Figure 2. TRIM25 promotes the interaction between pro-caspase-1 caspase activation and recruitment domain (CARD) and ASC. (A) Domain architectures of 3× Flag-tagged full-length porcine pro-caspase-1 expressed by the Flag-pro-caspase-1 construct and 3× Flag-tagged porcine pro-caspase-1 CARD expressed by the Flag-CARD construct. Pro-caspase-1 CARD interacts with ASC for inflammasome activation. Upon cleavage on the sites indicated by arrows, active subunits (p20 and p10) are generated. The linker regions are denoted by L. (B) HEK293T cells were transfected with a plasmid expressing Flag-tagged porcine pro-caspase-1 (left panel) or Flag-tagged porcine pro-caspase-1 CARD (right panel) along with increasing amounts of a plasmid expressing Myc-tagged porcine TRIM25 for 16h. The expression of Myc-tagged TRIM25, Flag-tagged pro-caspase-1, Flag-tagged CARD-p20 fragment, p20 and Flag-tagged CARD was analyzed by Western blotting. Relative intensities of Flag-pro-caspase-1 (left panel) or Flag-CARD (right panel) to that without TRIM25-Myc were shown above each band. Relative intensities of Flag-CARD-p20 and p20 were shown above and below each band, respectively, on the long-exposure image (left panel). (C) HEK293T cells were transfected with a plasmid expressing Myc-tagged porcine mitochondrial antiviral signaling protein (MAVS) along with increasing amounts of a plasmid expressing Myc-tagged porcine TRIM25 for 16h.
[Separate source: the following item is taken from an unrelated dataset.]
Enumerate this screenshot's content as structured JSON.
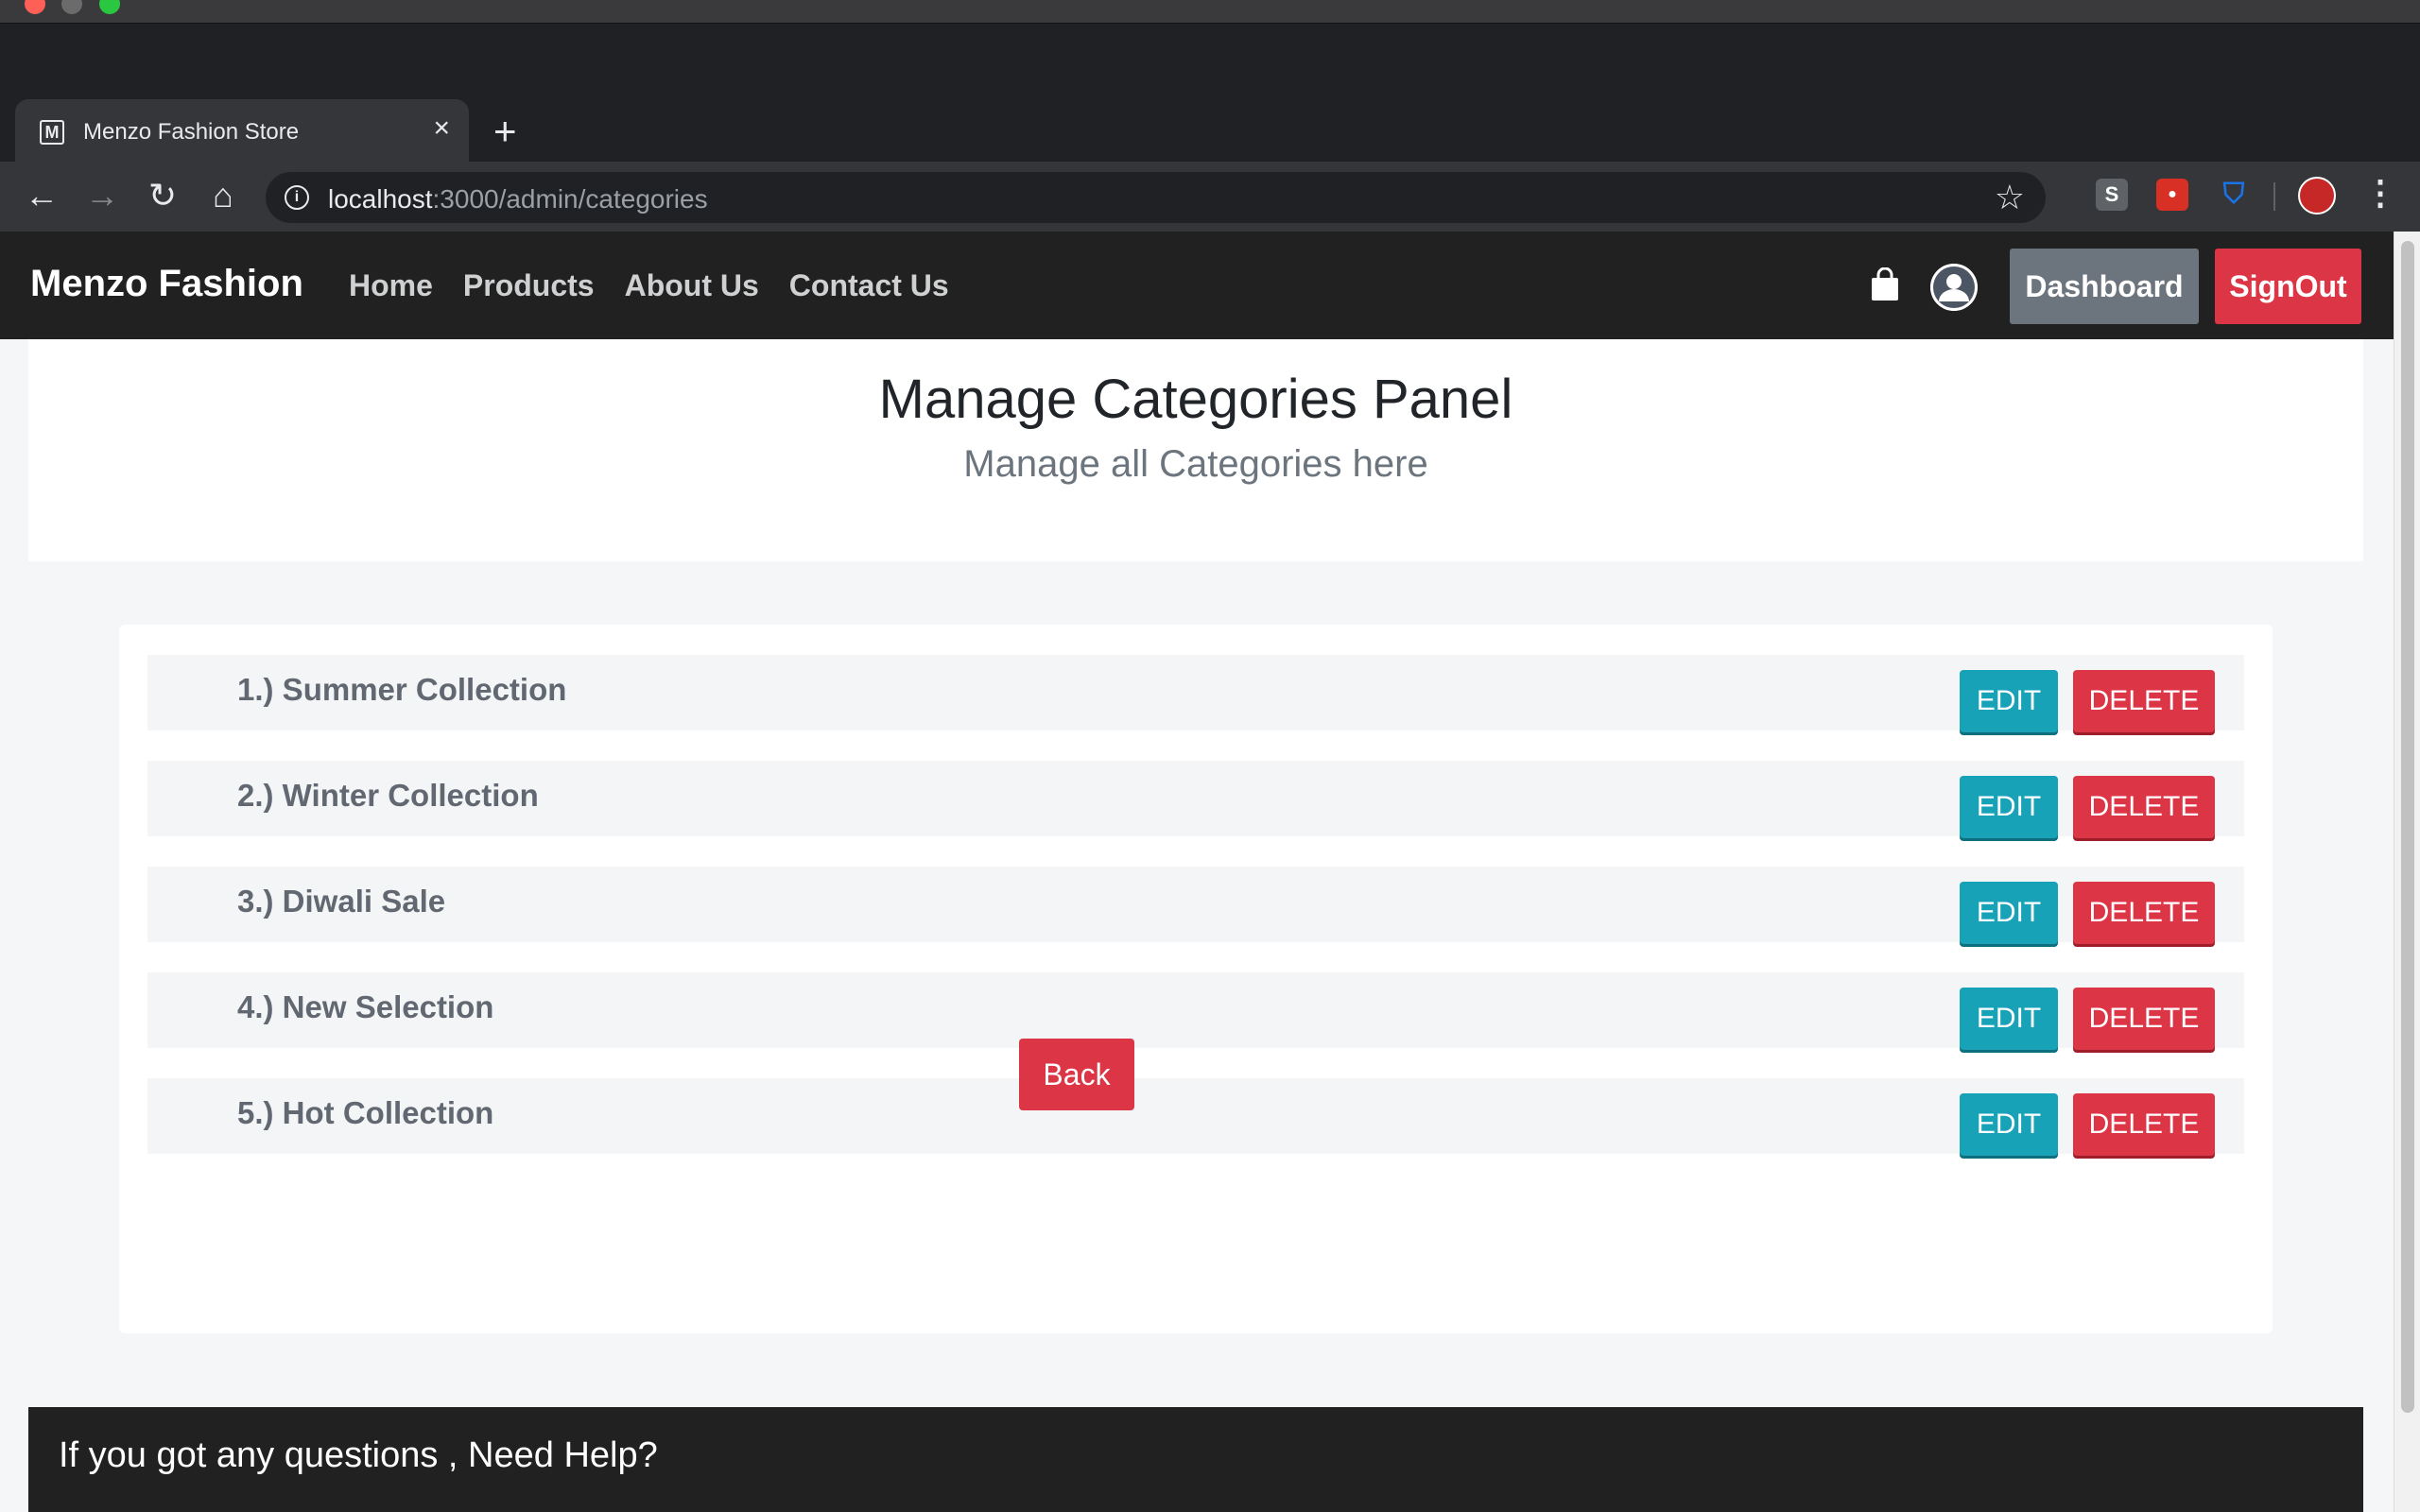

The expression of Myc-tagged MAVS and TRIM25 was analyzed by Western blotting. Relative intensities of MAVS-Myc to that in sample without TRIM25-Myc were shown above each band. (D) HEK293T cells were transfected with plasmids expressing Flag-tagged porcine pro-caspase-1 CARD and Myc-tagged porcine ASC along with either an empty HA-vector or a plasmid expressing HA-tagged porcine TRIM25 for 24h. Cell lysates were subjected to IP with anti-Flag antibody. The expression of Flag-tagged CARD, Myc-tagged ASC and HA-tagged TRIM25 in IP and input samples was analyzed by Western blotting using antibodies indicated. A relative intensity of ASC-Myc to that in sample without HA-TRIM25 was shown above each band. Results are representative of three independent experiments.
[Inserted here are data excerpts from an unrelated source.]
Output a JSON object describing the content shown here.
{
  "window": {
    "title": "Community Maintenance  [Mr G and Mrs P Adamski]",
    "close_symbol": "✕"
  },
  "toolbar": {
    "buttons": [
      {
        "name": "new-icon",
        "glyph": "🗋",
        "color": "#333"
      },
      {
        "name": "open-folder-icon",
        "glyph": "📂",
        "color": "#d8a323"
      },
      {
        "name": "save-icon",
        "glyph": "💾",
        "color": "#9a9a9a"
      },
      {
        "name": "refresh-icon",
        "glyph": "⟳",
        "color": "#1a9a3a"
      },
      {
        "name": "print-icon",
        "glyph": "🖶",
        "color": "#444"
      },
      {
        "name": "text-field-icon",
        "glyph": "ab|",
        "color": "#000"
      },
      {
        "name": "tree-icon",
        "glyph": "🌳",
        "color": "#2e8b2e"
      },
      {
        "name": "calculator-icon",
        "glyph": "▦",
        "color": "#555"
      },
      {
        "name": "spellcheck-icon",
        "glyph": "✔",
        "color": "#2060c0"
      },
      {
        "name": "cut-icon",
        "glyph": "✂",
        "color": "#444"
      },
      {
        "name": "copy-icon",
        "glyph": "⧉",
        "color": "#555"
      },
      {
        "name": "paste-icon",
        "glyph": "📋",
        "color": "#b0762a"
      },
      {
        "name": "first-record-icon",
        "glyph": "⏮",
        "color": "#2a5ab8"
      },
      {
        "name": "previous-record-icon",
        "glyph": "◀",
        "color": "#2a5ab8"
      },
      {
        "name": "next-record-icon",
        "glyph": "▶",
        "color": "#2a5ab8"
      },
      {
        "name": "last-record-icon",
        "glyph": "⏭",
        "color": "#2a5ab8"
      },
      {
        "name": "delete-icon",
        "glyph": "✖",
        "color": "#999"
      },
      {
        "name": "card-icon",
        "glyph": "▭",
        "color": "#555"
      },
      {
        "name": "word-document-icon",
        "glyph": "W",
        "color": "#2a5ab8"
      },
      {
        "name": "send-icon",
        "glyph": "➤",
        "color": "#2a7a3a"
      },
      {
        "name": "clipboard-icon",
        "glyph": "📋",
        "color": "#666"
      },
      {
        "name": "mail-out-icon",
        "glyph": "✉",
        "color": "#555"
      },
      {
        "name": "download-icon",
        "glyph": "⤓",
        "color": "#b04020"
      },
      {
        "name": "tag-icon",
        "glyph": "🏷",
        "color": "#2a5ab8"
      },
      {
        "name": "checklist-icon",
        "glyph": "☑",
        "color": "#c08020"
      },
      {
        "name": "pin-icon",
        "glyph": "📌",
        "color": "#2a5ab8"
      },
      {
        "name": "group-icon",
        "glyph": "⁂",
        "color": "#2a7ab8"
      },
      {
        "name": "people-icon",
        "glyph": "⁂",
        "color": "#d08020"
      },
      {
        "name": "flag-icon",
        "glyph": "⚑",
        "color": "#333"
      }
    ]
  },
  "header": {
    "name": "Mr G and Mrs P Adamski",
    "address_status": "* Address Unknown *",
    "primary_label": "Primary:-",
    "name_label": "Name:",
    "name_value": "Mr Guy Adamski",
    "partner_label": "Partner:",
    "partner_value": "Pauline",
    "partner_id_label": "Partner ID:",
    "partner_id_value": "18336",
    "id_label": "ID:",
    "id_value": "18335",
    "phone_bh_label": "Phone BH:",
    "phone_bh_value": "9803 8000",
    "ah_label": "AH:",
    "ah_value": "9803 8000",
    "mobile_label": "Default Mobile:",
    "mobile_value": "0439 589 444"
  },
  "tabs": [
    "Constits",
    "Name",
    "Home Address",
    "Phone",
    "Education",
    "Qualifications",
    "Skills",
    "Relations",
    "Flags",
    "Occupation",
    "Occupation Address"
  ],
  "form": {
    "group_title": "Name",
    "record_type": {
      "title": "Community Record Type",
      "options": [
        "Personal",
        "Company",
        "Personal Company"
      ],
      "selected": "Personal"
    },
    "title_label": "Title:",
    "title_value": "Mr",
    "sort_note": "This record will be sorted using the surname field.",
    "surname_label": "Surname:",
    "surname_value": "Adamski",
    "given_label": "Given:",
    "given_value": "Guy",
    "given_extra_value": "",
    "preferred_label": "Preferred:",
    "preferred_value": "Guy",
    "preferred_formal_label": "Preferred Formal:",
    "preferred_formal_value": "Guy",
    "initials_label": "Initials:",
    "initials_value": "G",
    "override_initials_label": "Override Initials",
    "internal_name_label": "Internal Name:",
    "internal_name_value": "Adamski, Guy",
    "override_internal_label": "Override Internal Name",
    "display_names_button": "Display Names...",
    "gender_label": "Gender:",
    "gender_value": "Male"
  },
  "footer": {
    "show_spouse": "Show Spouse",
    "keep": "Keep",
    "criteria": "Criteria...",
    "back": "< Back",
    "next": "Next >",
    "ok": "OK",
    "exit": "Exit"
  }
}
Since TRIM25 modifies the N-terminal domain CARD of RIG-I (Gack et al., 2007), we hypothesized that pro-caspase-1 CARD is the main domain regulated by TRIM25. To explore the TRIM25’s effect on the pro-caspase-1 CARD, Flag-pro-caspase-1 CARD (namely, Flag-CARD) was constructed (Figure 2A). When the cells were transfected with a plasmid expressing Flag-CARD along with the increasing amounts of the TRIM25 construct, the expression level of Flag-CARD was TRIM25 dose-dependent (Figure 2B, right) and this enhancement was more prominent than what is observed for the full-length pro-caspase-1. This indicates that TRIM25-mediated upregulation of caspase-1 activity is mainly derived from its action on the CARD of pro-caspase-1. To exclude a possibility that the observed TRIM25 effect is non-specific, porcine MAVS was expressed with TRIM25. MAVS also harbors CARD in its N-terminus and is degraded by TRIM25 (Castanier et al., 2012). Indeed, the expression of porcine MAVS was reduced when expressed with TRIM25 (Figure 2C).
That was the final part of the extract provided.